Plaintiff contends that another proof of loss form was not required. Plaintiff cites the following language of the SFIP in support of its argument: 2. If we reject your proof of loss in whole or in part you may: a. Accept our denial of your claim; b. Exercise your rights under this policy; or c. File an amended proof of loss as long as it is filed within 60 days of the date of
loss. (SFIP, Article VII(J)(2).) Plaintiff maintains that the filing of an amended proof of loss is an option but not a requirement. Plaintiff argues that consistent with section J(2)(b), it exercised its right under the policy to commence this action.
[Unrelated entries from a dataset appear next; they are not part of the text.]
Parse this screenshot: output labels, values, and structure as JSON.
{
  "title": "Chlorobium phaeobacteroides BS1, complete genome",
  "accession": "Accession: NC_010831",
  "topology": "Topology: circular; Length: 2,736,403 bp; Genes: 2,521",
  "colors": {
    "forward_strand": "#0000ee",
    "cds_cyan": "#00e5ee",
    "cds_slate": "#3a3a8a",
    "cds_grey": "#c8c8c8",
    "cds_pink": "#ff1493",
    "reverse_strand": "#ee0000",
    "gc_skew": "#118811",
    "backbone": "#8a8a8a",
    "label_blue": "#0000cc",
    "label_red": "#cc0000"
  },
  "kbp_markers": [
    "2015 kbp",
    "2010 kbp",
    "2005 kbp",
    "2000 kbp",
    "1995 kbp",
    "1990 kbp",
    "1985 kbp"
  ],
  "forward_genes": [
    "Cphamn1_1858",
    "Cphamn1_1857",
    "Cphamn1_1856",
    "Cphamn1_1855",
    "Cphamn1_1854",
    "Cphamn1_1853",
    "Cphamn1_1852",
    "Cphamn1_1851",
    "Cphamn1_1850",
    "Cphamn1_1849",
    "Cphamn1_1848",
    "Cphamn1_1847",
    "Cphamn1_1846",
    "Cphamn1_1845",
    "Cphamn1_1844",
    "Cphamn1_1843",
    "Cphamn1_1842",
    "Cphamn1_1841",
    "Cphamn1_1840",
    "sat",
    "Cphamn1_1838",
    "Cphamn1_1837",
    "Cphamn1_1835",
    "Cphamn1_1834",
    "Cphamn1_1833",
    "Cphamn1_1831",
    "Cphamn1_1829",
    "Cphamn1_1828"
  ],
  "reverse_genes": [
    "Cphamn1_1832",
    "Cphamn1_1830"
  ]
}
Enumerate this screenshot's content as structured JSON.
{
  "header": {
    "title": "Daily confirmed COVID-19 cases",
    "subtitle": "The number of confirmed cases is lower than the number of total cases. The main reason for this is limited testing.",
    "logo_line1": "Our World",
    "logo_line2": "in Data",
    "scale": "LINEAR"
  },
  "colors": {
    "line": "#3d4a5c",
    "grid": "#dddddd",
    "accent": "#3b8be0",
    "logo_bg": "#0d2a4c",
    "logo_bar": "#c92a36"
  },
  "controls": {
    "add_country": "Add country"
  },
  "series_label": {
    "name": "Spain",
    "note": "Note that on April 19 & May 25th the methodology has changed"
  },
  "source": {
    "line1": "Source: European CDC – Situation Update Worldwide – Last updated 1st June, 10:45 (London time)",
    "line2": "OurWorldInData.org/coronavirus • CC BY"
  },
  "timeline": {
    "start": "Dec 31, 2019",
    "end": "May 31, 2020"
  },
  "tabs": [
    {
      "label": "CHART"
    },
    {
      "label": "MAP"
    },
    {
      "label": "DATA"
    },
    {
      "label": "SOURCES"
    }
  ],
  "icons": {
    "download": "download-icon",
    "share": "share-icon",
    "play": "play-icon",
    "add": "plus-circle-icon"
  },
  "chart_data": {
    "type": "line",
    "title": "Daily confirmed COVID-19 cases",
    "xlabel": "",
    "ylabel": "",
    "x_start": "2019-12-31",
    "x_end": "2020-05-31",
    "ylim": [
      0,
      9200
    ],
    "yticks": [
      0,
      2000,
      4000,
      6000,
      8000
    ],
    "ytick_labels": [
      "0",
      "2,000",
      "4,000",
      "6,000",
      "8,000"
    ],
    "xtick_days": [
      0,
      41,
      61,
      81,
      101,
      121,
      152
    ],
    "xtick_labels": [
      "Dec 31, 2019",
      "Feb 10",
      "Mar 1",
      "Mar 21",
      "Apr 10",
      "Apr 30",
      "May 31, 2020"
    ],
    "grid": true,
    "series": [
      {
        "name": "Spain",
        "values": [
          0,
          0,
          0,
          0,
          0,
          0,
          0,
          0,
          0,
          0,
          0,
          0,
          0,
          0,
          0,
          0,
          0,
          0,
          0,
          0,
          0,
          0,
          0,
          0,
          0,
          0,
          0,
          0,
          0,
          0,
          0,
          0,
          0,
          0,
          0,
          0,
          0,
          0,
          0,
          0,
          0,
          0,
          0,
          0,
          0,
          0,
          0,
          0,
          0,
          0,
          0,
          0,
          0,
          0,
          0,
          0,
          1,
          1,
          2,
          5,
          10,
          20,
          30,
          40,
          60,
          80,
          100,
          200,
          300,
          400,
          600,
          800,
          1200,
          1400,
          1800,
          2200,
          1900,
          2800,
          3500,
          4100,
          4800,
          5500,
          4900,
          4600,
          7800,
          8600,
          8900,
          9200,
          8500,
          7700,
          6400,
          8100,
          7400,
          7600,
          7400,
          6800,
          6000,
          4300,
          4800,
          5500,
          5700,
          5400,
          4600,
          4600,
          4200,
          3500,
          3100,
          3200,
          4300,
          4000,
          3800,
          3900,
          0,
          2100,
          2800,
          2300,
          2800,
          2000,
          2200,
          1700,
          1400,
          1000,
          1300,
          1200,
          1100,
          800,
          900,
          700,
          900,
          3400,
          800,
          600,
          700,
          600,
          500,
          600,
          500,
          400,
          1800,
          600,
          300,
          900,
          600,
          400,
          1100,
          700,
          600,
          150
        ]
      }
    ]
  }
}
The language upon which Plaintiff relies governs Plaintiff’s rights after the denial of a claim. Article VII(J)(2), however, does not exempt an insured from filing a sworn
proof of loss within sixty days of the loss. Article VII(G) outlines the process for filing a claim. Section G(4) unequivocally requires that an insured file the proof of loss within sixty days after the loss. DeCosta teaches that while a policyholder may appeal from the denial of a claim or contest the insurer’s decision in federal court, the “policyholder must have first filed a timely and compliant proof of loss.” DeCosta, 730 F.3d at 82. The
uncontroverted evidence establishes that Plaintiff did not file a sworn proof of loss for the amounts that it seeks to recover in this matter. Accordingly, Plaintiff cannot recover on its claim. CONCLUSION Plaintiff maintains that it was not required to file a supplemental sworn proof of loss
form for the amount it seeks to recover in this matter. As explained above, the pertinent policy and the applicable law required that Plaintiff, within sixty days of the loss, file a sworn proof of loss for all amounts claimed. The record establishes that Plaintiff did not file a sworn proof of loss for the sums it seeks to recover in this case. Defendant thus is entitled to judgment as a matter of law. The Court, therefore, grants Defendant’s motion for summary judgment and denies Plaintiff’s motion for summary judgment. 2
/s/ John C. Nivison U.S. Magistrate Judge Dated this 21st day of May, 2026.
2 Because the Court concludes that Plaintiff’s recovery is barred by its failure to file a sworn proof of loss for the sums it seeks to recover in this suit, the Court does not address the parties’ other coverage arguments.